Denosumab does not reside in the bone the way bisphosphonates do. There are data to suggest that bone density decreases after discontinuation of denosumab and that perhaps this therapy should be used on an ongoing basis.[39] In clinical trials, it has been used for as long as 41 months. However, risks of ONJ do increase with duration of exposure. Thus, the optimal duration of denosumab therapy remains to be defined.

Radium-223 is limited to six treatments, but there are studies evaluating longer treatment durations. Abiraterone and enzalutamide are usually continued for as long as a patient has clinical benefit without significant toxicities.
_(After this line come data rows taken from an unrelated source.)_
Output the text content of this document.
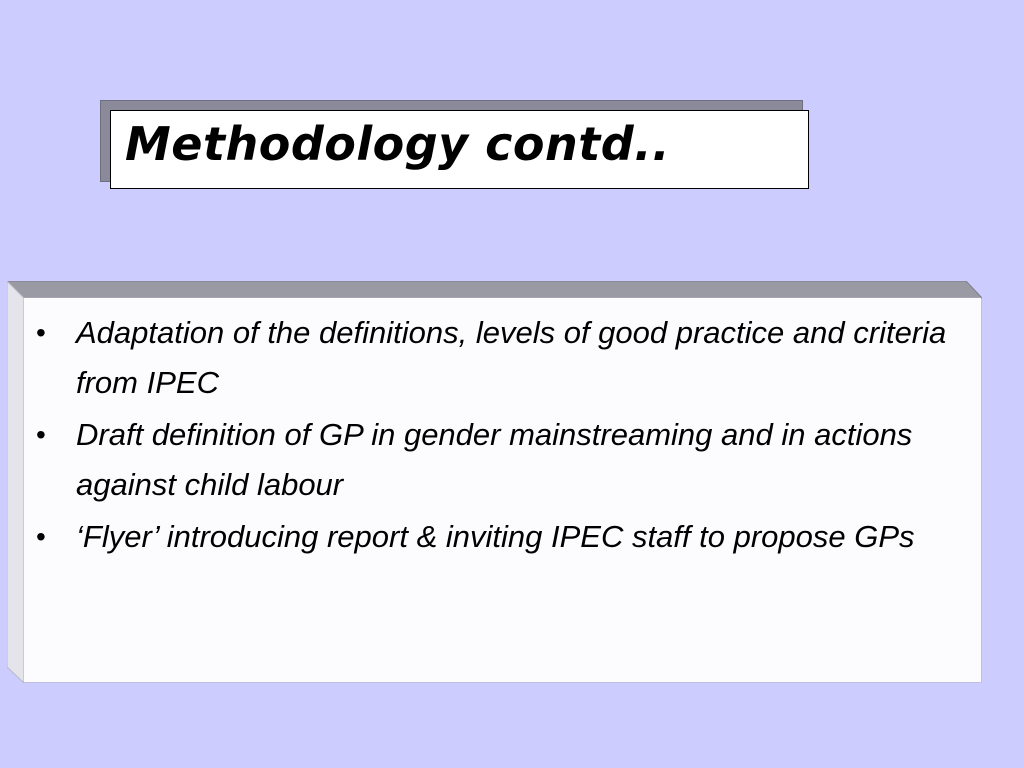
Methodology contd..
• Adaptation of the definitions, levels of good practice and criteria from IPEC
• Draft definition of GP in gender mainstreaming and in actions against child labour
• ‘Flyer’ introducing report & inviting IPEC staff to propose GPs
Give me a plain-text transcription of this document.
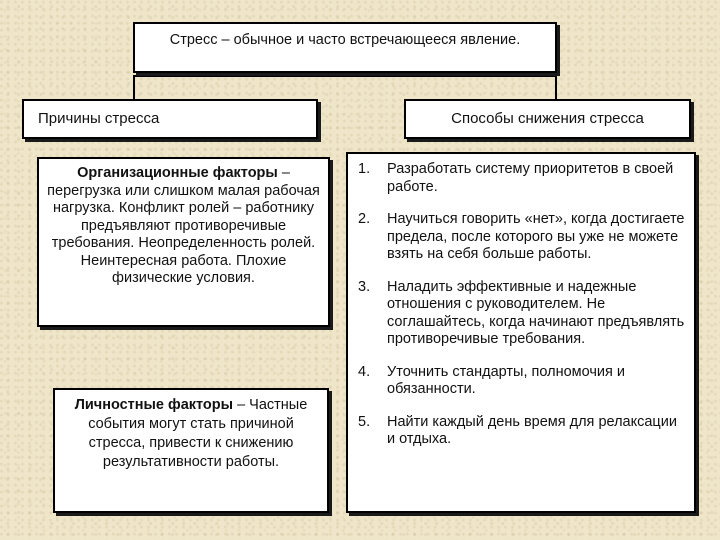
Стресс – обычное и часто встречающееся явление.
Причины стресса	Способы снижения стресса
Организационные факторы – перегрузка или слишком малая рабочая нагрузка. Конфликт ролей – работнику предъявляют противоречивые требования. Неопределенность ролей. Неинтересная работа. Плохие физические условия.
Личностные факторы – Частные события могут стать причиной стресса, привести к снижению результативности работы.
1.	Разработать систему приоритетов в своей работе.
2.	Научиться говорить «нет», когда достигаете предела, после которого вы уже не можете взять на себя больше работы.
3.	Наладить эффективные и надежные отношения с руководителем. Не соглашайтесь, когда начинают предъявлять противоречивые требования.
4.	Уточнить стандарты, полномочия и обязанности.
5.	Найти каждый день время для релаксации и отдыха.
Radium-223, enzalutamide, and abiraterone are not currently approved for use in castration-sensitive prostate cancer, even if it is metastatic to the bone. Zoledronic acid and denosumab are used in earlier stages of prostate cancer for bone density loss, but the doses are decreased: zoledronic acid is given at a dosage of 5 mg IV once a year or 4 mg IV every 6 months, and denosumab is given at a dosage of 60 mg SQ every 6 months. A recent study examining zoledronic acid at a dosage of 4 mg IV every 4 weeks for castration-sensitive metastatic prostate cancer to the bone did not show increased time to an SRE relative to placebo, and we do not endorse the use of zoledronic acid in castration-sensitive disease.[40]

Financial Disclosure:Dr. Graff receives research funding from Astellas Pharma Global, Bayer, and Medivation. Dr. Beer receives research funding from Astellas Pharma Global, Janssen, and Medivation; he receives consulting fees from Astellas Pharma Global and Bayer.